Jason Zucker might be of interest to the Canucks. He was a potential forward target the club looked into at last season’s trade deadline. But his cap hit of $5 million is a little pricey, and as it is, the Canucks are fairly healthy along the wing.

We aren’t going out on a limp to say that this team’s glaring need is on the backend.

Obviously, Byram is high on the Canucks’ list, but we’ve spoken about him already and will likely cost a pretty penny. Byram would fit in well on this team, but what would his ceiling be? Friedman mentioned how Byram would want the opportunity to play as a team’s number one defenceman, and as long as Quinn Hughes is in town, that’s just not going to happen in Vancouver.

That leaves Mattias Samuelsson, Connor Clifton and Henri Jokiharju as NHL-calibre defencemen on the Sabres roster.

We can quickly nix the idea of Clifton and Jokiharju, as while they are on an NHL roster, the Canucks have enough depth defencemen who are struggling as is.

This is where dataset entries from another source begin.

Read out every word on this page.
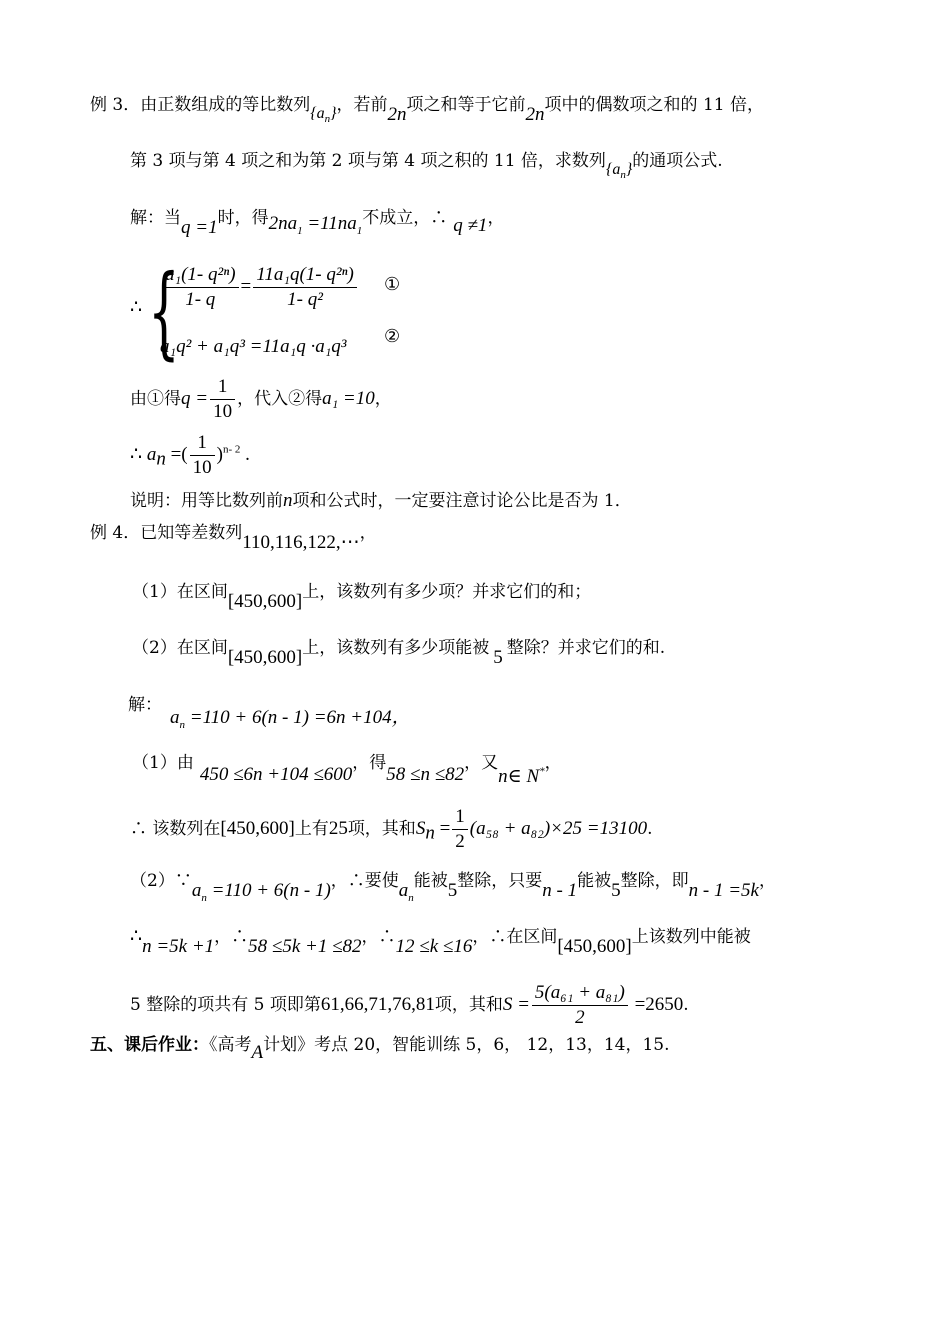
例 3．由正数组成的等比数列$\{a_n\}$，若前2n项之和等于它前2n项中的偶数项之和的 11 倍，
第 3 项与第 4 项之和为第 2 项与第 4 项之积的 11 倍，求数列$\{a_n\}$的通项公式.
解：当q =1时，得$2na_1 =11na_1$不成立，∴ q ≠1，
∴ {
$\frac{\text{a₁(1- q²ⁿ)}}{1- q} = \frac{\text{11a₁q(1- q²ⁿ)}}{\text{1- q²}}$ ①
a₁q² + a₁q³ =11a₁q ·a₁q³ ②
由①得$q = \frac{1}{10}$ ，代入②得a₁ =10，
∴ $a_n$ =( $\frac{1}{10} )^{n- 2}$ .
说明：用等比数列前n项和公式时，一定要注意讨论公比是否为 1．
例 4．已知等差数列110,116,122,⋯，
（1）在区间[450,600]上，该数列有多少项？并求它们的和；
（2）在区间[450,600]上，该数列有多少项能被 5 整除？并求它们的和.
解：
$a_n =110 + 6(n - 1) =6n +104$，
（1）由450 ≤6n +104 ≤600，得58 ≤n ≤82，又n∈ N*，
∴ 该数列在[450,600]上有25项，其和$S_n = \frac{1}{2} (a_{58} + a_{82})\times 25 =13100$.
$(2)\because a_n =110 + 6(n - 1)$，∴要使$a_n$能被5整除，只要n - 1能被5整除，即n - 1 =5k，
∴n =5k +1，∴58 ≤5k +1 ≤82，∴12 ≤k ≤16，∴在区间[450,600]上该数列中能被
5 整除的项共有 5 项即第61,66,71,76,81项，其和$S = \frac{\text{5(a₆₁ + a₈₁)}}{2} =2650$.
五、课后作业：《高考A计划》考点 20，智能训练 5，6， 12，13，14，15.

Samuelsson is a 24-year-old left-shot defenceman who has just one goal and one assist for two points with a minus-two rating in 16:41 minutes of average ice time per game. The 6’4″ 225-lbs defenceman half fits what the Canucks are looking for. He’s got the size and penalty-killing prowess – averaging 3:12 minutes of penalty-killing time this season and over two minutes in the past four seasons – the Canucks value on their back end, but he isn’t the greatest puck mover.

After being healthy scratched in early November, Samuelsson himself came out and said that he wants to improve his puck moving by being cleaner and smarter with the puck and by moving it up north. Acquiring him would not solve the Canucks’ inability to move the puck up the ice on the back end, but would help defensively.

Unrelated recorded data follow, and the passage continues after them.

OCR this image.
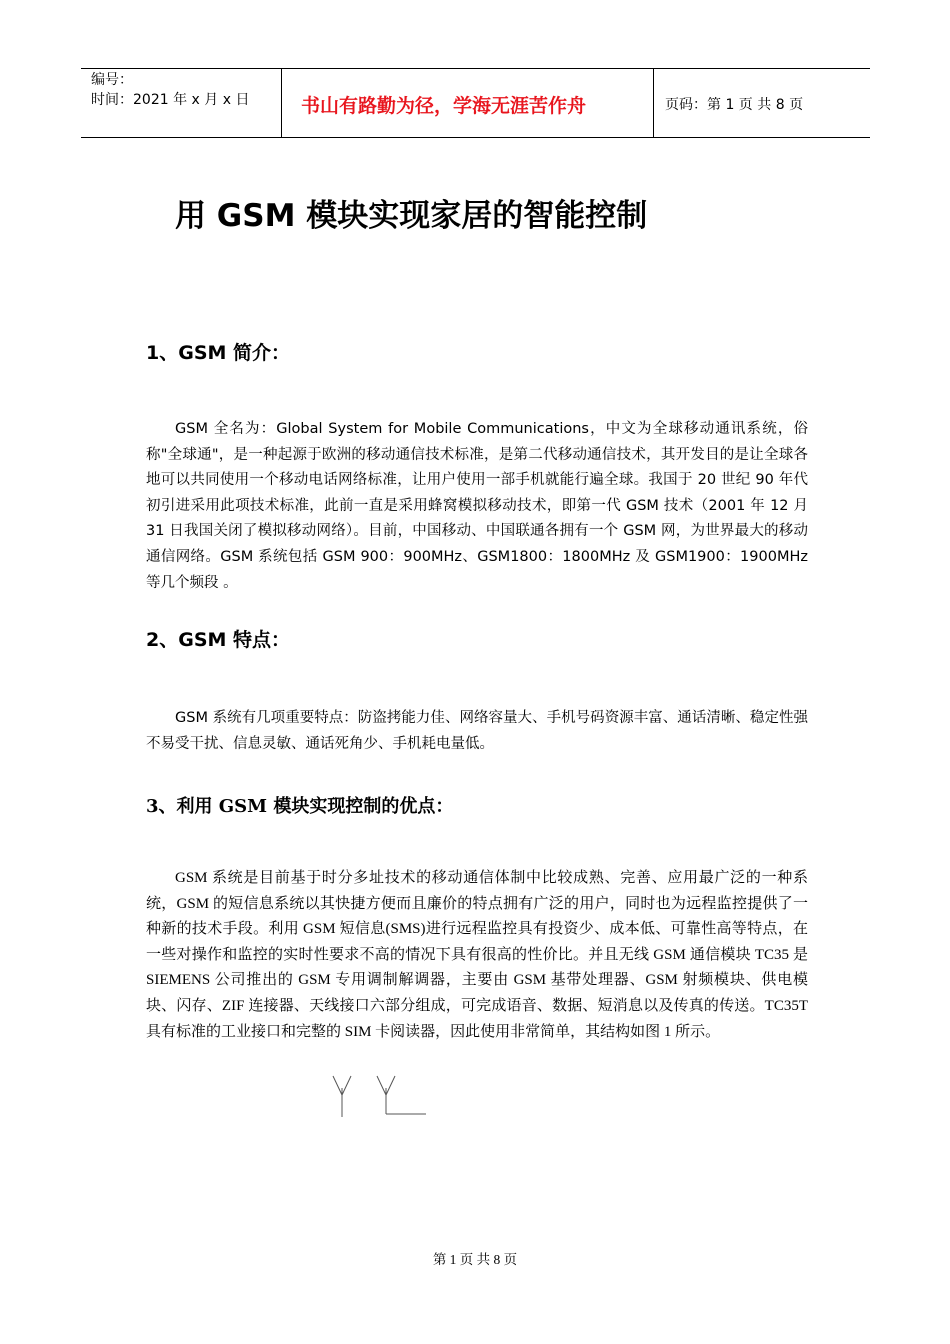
编号：
时间：2021 年 x 月 x 日	书山有路勤为径，学海无涯苦作舟	页码：第 1 页 共 8 页
用 GSM 模块实现家居的智能控制
1、GSM 简介：
GSM 全名为：Global System for Mobile Communications，中文为全球移动通讯系统，俗称"全球通"，是一种起源于欧洲的移动通信技术标准，是第二代移动通信技术，其开发目的是让全球各地可以共同使用一个移动电话网络标准，让用户使用一部手机就能行遍全球。我国于 20 世纪 90 年代初引进采用此项技术标准，此前一直是采用蜂窝模拟移动技术，即第一代 GSM 技术（2001 年 12 月 31 日我国关闭了模拟移动网络）。目前，中国移动、中国联通各拥有一个 GSM 网，为世界最大的移动通信网络。GSM 系统包括 GSM 900：900MHz、GSM1800：1800MHz 及 GSM1900：1900MHz 等几个频段 。
2、GSM 特点：
GSM 系统有几项重要特点：防盗拷能力佳、网络容量大、手机号码资源丰富、通话清晰、稳定性强不易受干扰、信息灵敏、通话死角少、手机耗电量低。
3、利用 GSM 模块实现控制的优点：
GSM 系统是目前基于时分多址技术的移动通信体制中比较成熟、完善、应用最广泛的一种系统，GSM 的短信息系统以其快捷方便而且廉价的特点拥有广泛的用户，同时也为远程监控提供了一种新的技术手段。利用 GSM 短信息(SMS)进行远程监控具有投资少、成本低、可靠性高等特点，在一些对操作和监控的实时性要求不高的情况下具有很高的性价比。并且无线 GSM 通信模块 TC35 是 SIEMENS 公司推出的 GSM 专用调制解调器，主要由 GSM 基带处理器、GSM 射频模块、供电模块、闪存、ZIF 连接器、天线接口六部分组成，可完成语音、数据、短消息以及传真的传送。TC35T 具有标准的工业接口和完整的 SIM 卡阅读器，因此使用非常简单，其结构如图 1 所示。
第 1 页 共 8 页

Another gripe on Samuelsson is his contract. For his production and poor analytics this season, he’s not worth the contract he’s on. The Swedish defenceman signed a seven-year, $30 million contract that pays him $4.29 million per season for the next five seasons after this. That’s a high-cap hit with a lot of term for a player who has underperformed and got scratched by an already struggling Sabres club.

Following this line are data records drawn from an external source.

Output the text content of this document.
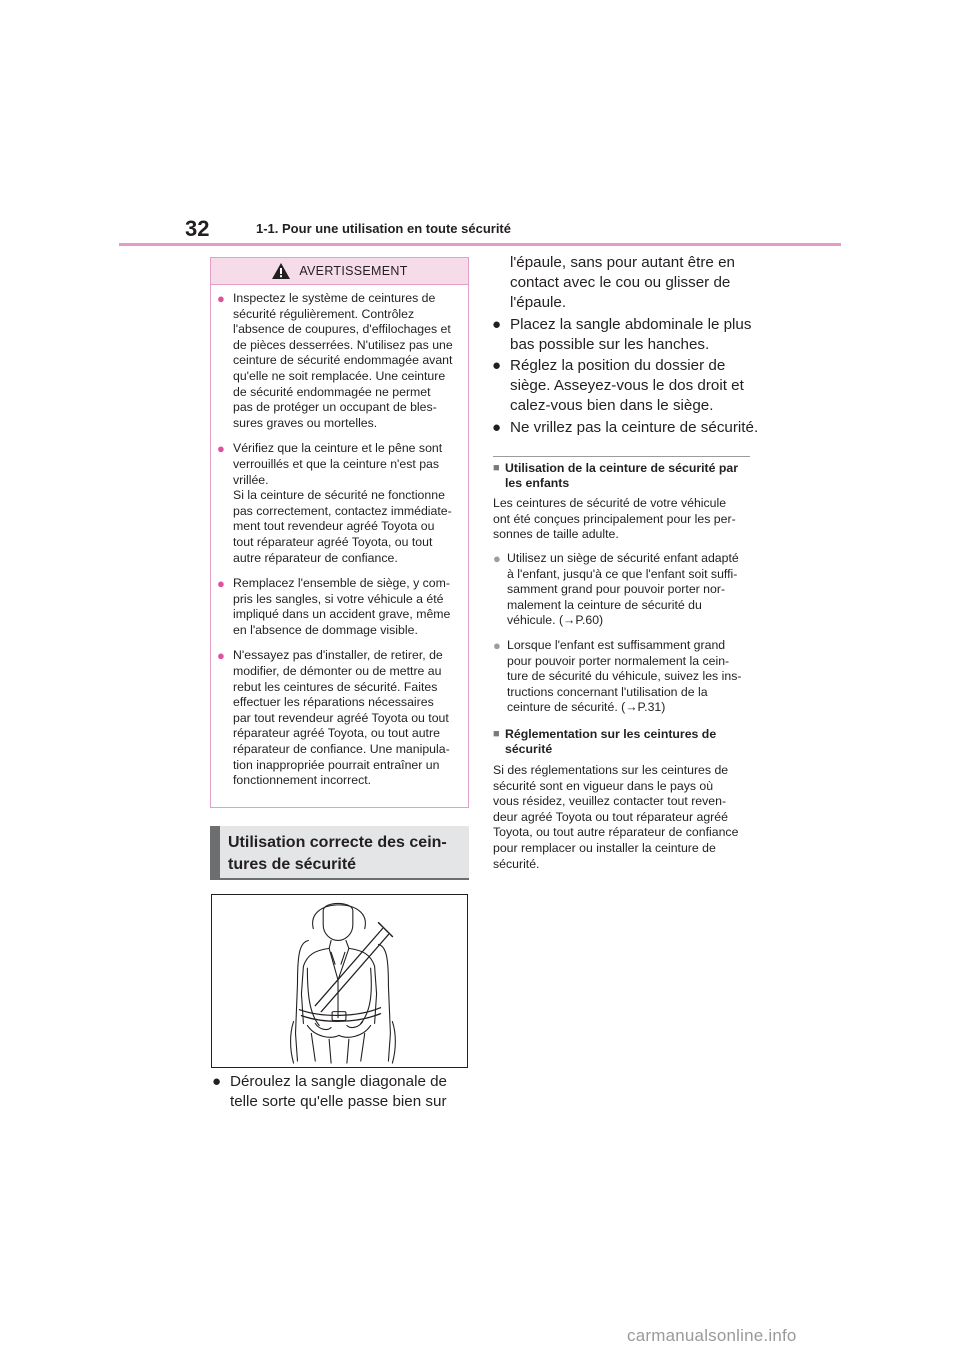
32	1-1. Pour une utilisation en toute sécurité
AVERTISSEMENT
● Inspectez le système de ceintures de
sécurité régulièrement. Contrôlez
l'absence de coupures, d'effilochages et
de pièces desserrées. N'utilisez pas une
ceinture de sécurité endommagée avant
qu'elle ne soit remplacée. Une ceinture
de sécurité endommagée ne permet
pas de protéger un occupant de bles-
sures graves ou mortelles.
● Vérifiez que la ceinture et le pêne sont
verrouillés et que la ceinture n'est pas
vrillée.
Si la ceinture de sécurité ne fonctionne
pas correctement, contactez immédiate-
ment tout revendeur agréé Toyota ou
tout réparateur agréé Toyota, ou tout
autre réparateur de confiance.
● Remplacez l'ensemble de siège, y com-
pris les sangles, si votre véhicule a été
impliqué dans un accident grave, même
en l'absence de dommage visible.
● N'essayez pas d'installer, de retirer, de
modifier, de démonter ou de mettre au
rebut les ceintures de sécurité. Faites
effectuer les réparations nécessaires
par tout revendeur agréé Toyota ou tout
réparateur agréé Toyota, ou tout autre
réparateur de confiance. Une manipula-
tion inappropriée pourrait entraîner un
fonctionnement incorrect.
Utilisation correcte des cein-
tures de sécurité
● Déroulez la sangle diagonale de
telle sorte qu'elle passe bien sur
l'épaule, sans pour autant être en
contact avec le cou ou glisser de
l'épaule.
● Placez la sangle abdominale le plus
bas possible sur les hanches.
● Réglez la position du dossier de
siège. Asseyez-vous le dos droit et
calez-vous bien dans le siège.
● Ne vrillez pas la ceinture de sécurité.
■ Utilisation de la ceinture de sécurité par
les enfants
Les ceintures de sécurité de votre véhicule
ont été conçues principalement pour les per-
sonnes de taille adulte.
● Utilisez un siège de sécurité enfant adapté
à l'enfant, jusqu'à ce que l'enfant soit suffi-
samment grand pour pouvoir porter nor-
malement la ceinture de sécurité du
véhicule. (→P.60)
● Lorsque l'enfant est suffisamment grand
pour pouvoir porter normalement la cein-
ture de sécurité du véhicule, suivez les ins-
tructions concernant l'utilisation de la
ceinture de sécurité. (→P.31)
■ Réglementation sur les ceintures de
sécurité
Si des réglementations sur les ceintures de
sécurité sont en vigueur dans le pays où
vous résidez, veuillez contacter tout reven-
deur agréé Toyota ou tout réparateur agréé
Toyota, ou tout autre réparateur de confiance
pour remplacer ou installer la ceinture de
sécurité.
carmanualsonline.info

So, to answer the question, unless they can make a trade to acquire Byram that doesn’t cost them a player of Pettersson, the Sabres do not sound like great trade partners for the Canucks.

If Friedman can make up trade hypotheticals, why can’t we?

Suppose the Canucks moved their 2025 first-round pick with one of the three promising defensive prospects (Elias Pettersson, Sawyer Mynio or Kirill Kudryatsev) along with a roster forward like Nils Höglander. Would that be enough to acquire Byram from the Sabres?

I’m not sure that would be enough, with how Byram is playing this season and how he’s team-controlled for the next few seasons, given his RFA status.

The Canucks don’t have the prospect depth to entice a rebuilding team to take one of their lesser assets if they’re unwilling to move on from Jonathan Lekkerimäki or Tom Willander to help the current team. We aren’t saying they should move on from those two, either, but highlighting that prospects like Räty, Bains and Sasson aren’t enough to acquire a high-end player.